The Webbs made a claim under the liability coverage contained in their USAA homeowners insurance policy, asking USAA to cover the defense of the neighbors’ lawsuit. The Webbs’ USAA insurance policy provided liability coverage for lawsuits against the Webbs for “bodily injury,” “property damage,” or “personal injury.” The policy excluded coverage for any suits against the Webbs arising from the Webbs’ alleged “intentional acts.”

USAA refused to defend the Webbs against the neighbors’ lawsuit. USAA claimed that “some of the allegations” in the neighbors’ lawsuit did not meet the definitions for “bodily injury,” “property damage,” or “personal injury.” USAA provided no further details. After the Webbs threatened legal action, USAA changed its denial. USAA continued to deny coverage but removed the “some of the allegations” language from the denial letter. The Webbs filed suit against USAA seeking coverage.

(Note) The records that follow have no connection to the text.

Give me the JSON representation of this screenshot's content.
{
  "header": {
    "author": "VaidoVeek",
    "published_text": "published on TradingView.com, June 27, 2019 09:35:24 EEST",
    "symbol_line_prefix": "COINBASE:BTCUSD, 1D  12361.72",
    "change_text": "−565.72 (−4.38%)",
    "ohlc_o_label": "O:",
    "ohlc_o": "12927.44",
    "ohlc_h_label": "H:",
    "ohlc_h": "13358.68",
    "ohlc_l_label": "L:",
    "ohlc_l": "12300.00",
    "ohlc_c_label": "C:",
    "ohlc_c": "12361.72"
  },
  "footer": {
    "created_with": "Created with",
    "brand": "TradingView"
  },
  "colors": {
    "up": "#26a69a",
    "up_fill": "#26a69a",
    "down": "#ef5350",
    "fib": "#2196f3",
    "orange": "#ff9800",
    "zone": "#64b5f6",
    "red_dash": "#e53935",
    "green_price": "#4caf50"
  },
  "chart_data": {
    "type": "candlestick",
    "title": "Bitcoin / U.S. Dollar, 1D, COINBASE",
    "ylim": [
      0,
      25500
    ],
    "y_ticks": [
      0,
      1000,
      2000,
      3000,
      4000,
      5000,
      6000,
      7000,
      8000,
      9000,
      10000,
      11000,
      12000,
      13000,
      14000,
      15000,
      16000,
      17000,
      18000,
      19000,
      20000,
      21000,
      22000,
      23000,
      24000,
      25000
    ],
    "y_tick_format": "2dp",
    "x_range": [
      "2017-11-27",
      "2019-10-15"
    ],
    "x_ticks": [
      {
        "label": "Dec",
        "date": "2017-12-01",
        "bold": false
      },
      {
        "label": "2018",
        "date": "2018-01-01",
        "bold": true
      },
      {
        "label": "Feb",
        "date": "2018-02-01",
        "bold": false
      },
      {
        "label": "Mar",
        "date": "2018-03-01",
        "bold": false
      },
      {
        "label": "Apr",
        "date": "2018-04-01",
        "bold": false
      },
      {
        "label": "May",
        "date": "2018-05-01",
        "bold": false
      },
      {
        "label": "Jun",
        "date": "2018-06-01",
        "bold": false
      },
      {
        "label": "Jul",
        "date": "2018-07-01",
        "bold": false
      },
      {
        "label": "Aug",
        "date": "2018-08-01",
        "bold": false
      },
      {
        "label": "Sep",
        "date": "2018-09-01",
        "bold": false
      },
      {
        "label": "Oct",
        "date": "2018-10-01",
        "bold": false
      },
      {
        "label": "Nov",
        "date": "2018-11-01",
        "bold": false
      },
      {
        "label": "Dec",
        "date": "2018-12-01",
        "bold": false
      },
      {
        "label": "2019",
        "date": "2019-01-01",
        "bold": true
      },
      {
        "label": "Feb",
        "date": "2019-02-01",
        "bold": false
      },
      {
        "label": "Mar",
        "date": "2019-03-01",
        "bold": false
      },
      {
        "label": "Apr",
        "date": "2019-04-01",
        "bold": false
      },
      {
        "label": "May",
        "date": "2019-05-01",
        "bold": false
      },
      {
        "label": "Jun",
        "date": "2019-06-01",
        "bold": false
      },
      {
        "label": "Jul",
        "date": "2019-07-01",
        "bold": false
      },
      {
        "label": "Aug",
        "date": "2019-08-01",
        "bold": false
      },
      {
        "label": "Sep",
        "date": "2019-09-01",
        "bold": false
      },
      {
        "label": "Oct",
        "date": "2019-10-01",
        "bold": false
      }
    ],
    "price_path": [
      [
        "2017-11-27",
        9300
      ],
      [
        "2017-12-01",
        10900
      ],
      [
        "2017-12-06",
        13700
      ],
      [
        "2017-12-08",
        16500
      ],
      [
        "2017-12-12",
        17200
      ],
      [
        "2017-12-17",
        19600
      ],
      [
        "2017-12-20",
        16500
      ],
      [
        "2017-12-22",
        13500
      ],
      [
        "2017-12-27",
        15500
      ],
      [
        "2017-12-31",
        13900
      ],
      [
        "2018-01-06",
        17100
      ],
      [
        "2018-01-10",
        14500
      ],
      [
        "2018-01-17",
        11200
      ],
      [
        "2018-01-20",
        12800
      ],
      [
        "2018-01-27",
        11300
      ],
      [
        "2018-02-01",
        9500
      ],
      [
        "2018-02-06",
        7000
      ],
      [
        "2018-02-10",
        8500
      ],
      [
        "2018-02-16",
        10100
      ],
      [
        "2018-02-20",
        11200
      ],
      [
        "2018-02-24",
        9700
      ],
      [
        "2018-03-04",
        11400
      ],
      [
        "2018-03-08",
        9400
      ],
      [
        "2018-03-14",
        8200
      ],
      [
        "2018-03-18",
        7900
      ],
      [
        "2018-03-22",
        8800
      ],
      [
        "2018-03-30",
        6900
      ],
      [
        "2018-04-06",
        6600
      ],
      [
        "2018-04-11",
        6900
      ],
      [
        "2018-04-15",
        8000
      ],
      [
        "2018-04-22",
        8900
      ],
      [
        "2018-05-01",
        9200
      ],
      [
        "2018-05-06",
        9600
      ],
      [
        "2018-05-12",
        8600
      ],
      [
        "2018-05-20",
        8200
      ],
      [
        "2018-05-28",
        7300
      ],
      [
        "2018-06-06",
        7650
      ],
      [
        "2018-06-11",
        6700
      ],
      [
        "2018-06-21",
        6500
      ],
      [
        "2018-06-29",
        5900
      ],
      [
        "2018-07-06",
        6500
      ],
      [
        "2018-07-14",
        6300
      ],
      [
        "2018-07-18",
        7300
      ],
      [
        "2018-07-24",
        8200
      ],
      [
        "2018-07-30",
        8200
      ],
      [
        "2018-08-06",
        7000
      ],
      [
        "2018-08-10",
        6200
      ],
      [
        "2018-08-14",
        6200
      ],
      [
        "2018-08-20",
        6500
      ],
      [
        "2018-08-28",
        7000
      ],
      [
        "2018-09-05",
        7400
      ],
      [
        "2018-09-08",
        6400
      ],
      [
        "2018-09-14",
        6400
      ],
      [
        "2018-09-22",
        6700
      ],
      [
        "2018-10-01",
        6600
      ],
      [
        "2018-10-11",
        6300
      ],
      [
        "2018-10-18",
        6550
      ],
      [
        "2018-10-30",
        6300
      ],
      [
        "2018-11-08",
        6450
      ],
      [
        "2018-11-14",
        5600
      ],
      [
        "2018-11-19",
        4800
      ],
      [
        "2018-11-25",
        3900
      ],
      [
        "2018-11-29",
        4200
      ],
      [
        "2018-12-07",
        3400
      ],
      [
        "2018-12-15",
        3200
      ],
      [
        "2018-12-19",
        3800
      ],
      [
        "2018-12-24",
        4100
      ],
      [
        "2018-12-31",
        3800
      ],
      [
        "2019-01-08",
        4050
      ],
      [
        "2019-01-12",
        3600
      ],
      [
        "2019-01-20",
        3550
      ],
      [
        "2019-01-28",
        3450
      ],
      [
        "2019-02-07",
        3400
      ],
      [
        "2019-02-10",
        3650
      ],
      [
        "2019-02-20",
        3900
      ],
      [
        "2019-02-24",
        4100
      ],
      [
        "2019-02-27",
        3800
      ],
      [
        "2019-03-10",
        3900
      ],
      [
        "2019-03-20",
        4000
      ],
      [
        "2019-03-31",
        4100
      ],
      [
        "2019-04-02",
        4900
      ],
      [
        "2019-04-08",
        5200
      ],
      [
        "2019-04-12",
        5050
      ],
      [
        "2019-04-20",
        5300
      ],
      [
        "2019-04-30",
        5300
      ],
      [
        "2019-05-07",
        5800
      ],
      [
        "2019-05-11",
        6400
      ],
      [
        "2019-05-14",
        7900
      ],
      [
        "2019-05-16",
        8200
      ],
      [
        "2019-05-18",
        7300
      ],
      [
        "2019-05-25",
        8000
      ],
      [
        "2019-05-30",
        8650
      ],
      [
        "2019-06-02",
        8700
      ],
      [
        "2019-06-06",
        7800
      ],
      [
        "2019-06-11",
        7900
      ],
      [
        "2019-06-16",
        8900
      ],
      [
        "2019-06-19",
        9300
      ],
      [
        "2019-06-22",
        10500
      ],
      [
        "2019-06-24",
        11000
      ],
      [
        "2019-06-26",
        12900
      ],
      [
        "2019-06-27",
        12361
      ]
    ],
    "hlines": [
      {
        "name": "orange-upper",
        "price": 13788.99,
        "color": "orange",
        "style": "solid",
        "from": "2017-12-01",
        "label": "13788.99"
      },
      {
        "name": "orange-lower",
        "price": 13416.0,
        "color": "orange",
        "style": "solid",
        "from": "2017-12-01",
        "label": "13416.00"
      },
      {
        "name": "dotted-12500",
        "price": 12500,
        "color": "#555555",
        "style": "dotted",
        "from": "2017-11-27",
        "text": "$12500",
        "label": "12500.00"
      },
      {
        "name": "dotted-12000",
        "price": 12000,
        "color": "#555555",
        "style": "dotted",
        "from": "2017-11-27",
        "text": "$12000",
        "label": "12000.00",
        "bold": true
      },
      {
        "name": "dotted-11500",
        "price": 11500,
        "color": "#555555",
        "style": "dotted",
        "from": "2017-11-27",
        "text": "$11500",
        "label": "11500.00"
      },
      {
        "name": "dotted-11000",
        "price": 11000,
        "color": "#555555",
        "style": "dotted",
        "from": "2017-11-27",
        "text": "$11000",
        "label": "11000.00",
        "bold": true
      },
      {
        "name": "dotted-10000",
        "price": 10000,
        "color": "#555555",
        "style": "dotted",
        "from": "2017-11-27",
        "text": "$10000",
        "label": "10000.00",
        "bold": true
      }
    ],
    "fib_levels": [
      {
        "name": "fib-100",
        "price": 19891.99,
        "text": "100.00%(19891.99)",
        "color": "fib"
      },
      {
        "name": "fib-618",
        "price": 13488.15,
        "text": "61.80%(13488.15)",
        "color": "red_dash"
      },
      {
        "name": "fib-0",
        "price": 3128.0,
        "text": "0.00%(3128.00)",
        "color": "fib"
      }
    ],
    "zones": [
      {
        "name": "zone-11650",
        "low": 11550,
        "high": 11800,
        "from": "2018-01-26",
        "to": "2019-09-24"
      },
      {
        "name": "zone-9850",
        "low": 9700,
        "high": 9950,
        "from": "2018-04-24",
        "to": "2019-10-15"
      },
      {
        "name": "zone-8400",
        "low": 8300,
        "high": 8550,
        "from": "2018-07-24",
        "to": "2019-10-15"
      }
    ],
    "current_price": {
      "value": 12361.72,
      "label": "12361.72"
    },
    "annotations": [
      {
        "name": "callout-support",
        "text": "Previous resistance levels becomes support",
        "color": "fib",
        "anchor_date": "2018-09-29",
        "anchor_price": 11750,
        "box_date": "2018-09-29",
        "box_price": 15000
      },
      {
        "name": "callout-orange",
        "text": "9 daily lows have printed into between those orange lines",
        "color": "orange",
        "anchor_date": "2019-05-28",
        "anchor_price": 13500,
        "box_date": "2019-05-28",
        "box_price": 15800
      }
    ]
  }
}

The trial court sided with USAA and dismissed the lawsuit. The court concluded all the claims against the Webbs arose from the Webbs “intentional acts” and were therefore excluded from coverage. The Webbs appealed.

The Court of Appeals agreed with the Webbs and reversed the trial court. The Court of Appeals concluded USAA’s insurance policy covered the Webbs by parsing the policy definitions of “personal injury” and “intentional acts.” Prior cases indicated the definition of “personal injury” included claims relating to trespassing on another’s property, which fit the allegations that the Webbs had fired bullets on to the neighbors’ property. The Court of Appeals also determined that because at least some of the neighbors’ allegations triggered coverage under the policy, USAA had to defend the lawsuit. In making that determination, the court relied on the general principle that ambiguous insurance policy language must be interpreted in favor of the insured.

Having determined the policy covered the lawsuit under the definition of “personal injury”, the Court of Appeals also concluded the policy’s exclusion for intentional acts did not apply. The court noted that the appropriate question was whether the Webbs were sued for conduct that the Webbs “expected or intended.” The neighbors’ lawsuit did not allege the Webbs intentionally fired on to the neighbors’ property. Rather, the neighbors alleged the Webbs fired at targets on the Webbs’ property but carelessly and recklessly allowed bullets to ricochet on to the neighbors’ property. Those allegations did not allege the Webbs intentionally trespassed on to the neighbors’ property. Just because the Webbs intended to fire guns did not mean the Webbs intended the bullets would ricochet on to the neighbors’ property.

This decision is an important reminder that the technical terms in insurance policies are critical to understanding the rights and obligations under the policy.  These terms can often have meanings defined in caselaw, as occurred in the Webb so an experienced attorney’s input is essential.